The Ref. 1701 is Aquastar’s quintessential skin diver, rated to a serious 200 meters and built with the kind of robust construction that justified that depth rating. The case is pure 1970s dive watch design, with angular, almost architectural lugs that integrate directly into the strap, creating a monobloc-like silhouette that was very much in vogue during the era. It’s a design language shared by contemporaries like the Omega Ploprof and certain Tissot divers, watches that prioritized function and water resistance above all else. The internal rotating bezel, operated via the crown, features a clean elapsed-time scale with hash marks and five-minute numerals, all protected beneath the crystal where salt water and debris can’t compromise its operation. The caseback confirms the watch’s professional credentials: “AUTOMATIC – STAINLESS STEEL BACK – 100% WATERPROOF – INCABLOC – ANTIMAGNETIC – SWISS MADE,” surrounding the Aquastar star logo and the Ref. 1701 designation. Inside, the automatic movement features an “Aquastar Genève” signed rotor, a lovely touch that reinforces the brand’s identity as a true manufacture rather than merely a case assembler.
This particular example is, without question, a survivor. The dial tells the story of a watch that has been somewhere. What was once a dark surface, likely black or deep grey, has undergone a profound and irreversible transformation, developing a dense, almost lunar landscape of white-grey mottling and speckling across its entire surface. The effect is striking: the applied block hour markers with their darkened lume slots stand in dramatic relief against this weathered backdrop, and the “Aquastar Genève” script along with the star emblem and “AUTOMATIC / 200 METRES / 600 FEET” text remain visible beneath the patina like archaeological inscriptions. The round luminous plots between the hour markers have aged to a warm amber tone. The sword hands retain their original luminous fill, now darkened. To be transparent, this is a dial with serious moisture exposure history, and the level of aging here goes well beyond what most would call a “gentle patina.” This is a watch that was used, likely in or around water, exactly as it was intended. And that, to us, is precisely what makes it so compelling.

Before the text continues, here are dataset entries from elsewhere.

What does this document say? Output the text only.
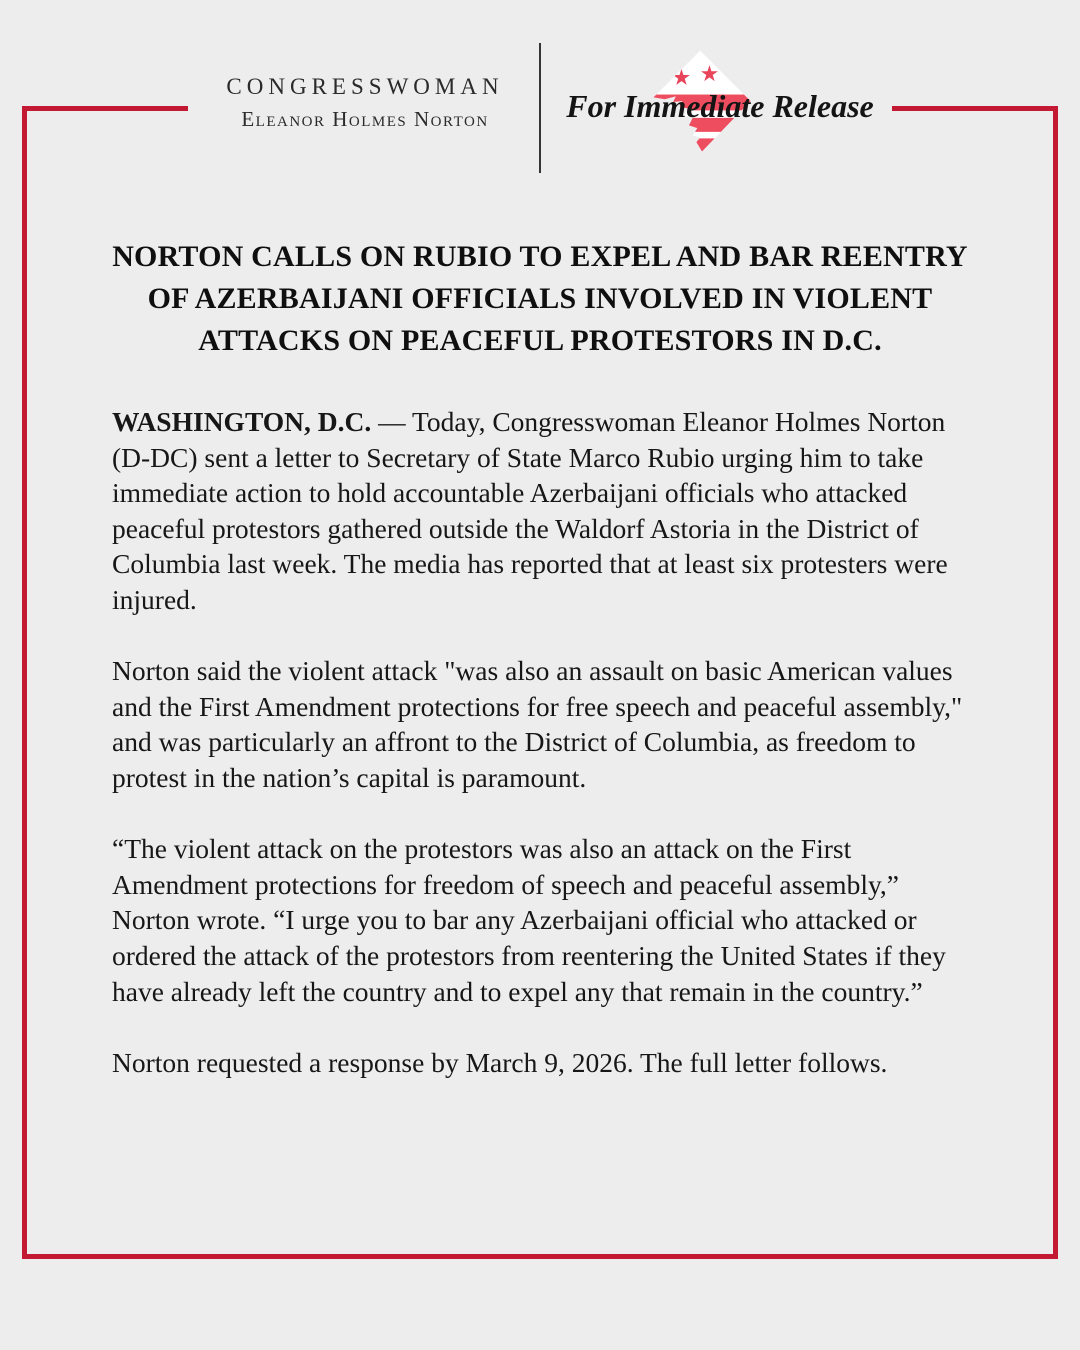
CONGRESSWOMAN
Eleanor Holmes Norton	For Immediate Release
NORTON CALLS ON RUBIO TO EXPEL AND BAR REENTRY
OF AZERBAIJANI OFFICIALS INVOLVED IN VIOLENT
ATTACKS ON PEACEFUL PROTESTORS IN D.C.

WASHINGTON, D.C. — Today, Congresswoman Eleanor Holmes Norton (D-DC) sent a letter to Secretary of State Marco Rubio urging him to take immediate action to hold accountable Azerbaijani officials who attacked peaceful protestors gathered outside the Waldorf Astoria in the District of Columbia last week. The media has reported that at least six protesters were injured.

Norton said the violent attack "was also an assault on basic American values and the First Amendment protections for free speech and peaceful assembly," and was particularly an affront to the District of Columbia, as freedom to protest in the nation’s capital is paramount.

“The violent attack on the protestors was also an attack on the First Amendment protections for freedom of speech and peaceful assembly,” Norton wrote. “I urge you to bar any Azerbaijani official who attacked or ordered the attack of the protestors from reentering the United States if they have already left the country and to expel any that remain in the country.”

Norton requested a response by March 9, 2026. The full letter follows.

The stainless steel case shows honest wear with surface scratches and tool marks around the caseback consistent with past servicing, and the angular lugs retain their sharp, defined geometry. The crown operates smoothly, and the internal bezel rotates as intended. The tropic-style rubber strap is a perfect period-correct pairing for a dive watch of this era, completing the utilitarian aesthetic.
This Aquastar is not for the faint of heart. It’s not a safe choice, and it’s not a watch you buy to impress people who only recognize crown logos. It’s a watch for the collector who gets genuinely excited by obscure dive watch provenance, who understands that a 200-meter Aquastar with this kind of honest battle damage carries a story that no safe queen ever could. In an era where vintage dive watches from the major Swiss houses command increasingly stratospheric prices, an Aquastar 1701 with this much character offers something almost impossible to find elsewhere: a genuine professional-grade vintage diver with real personality, at a price that lets you actually wear it.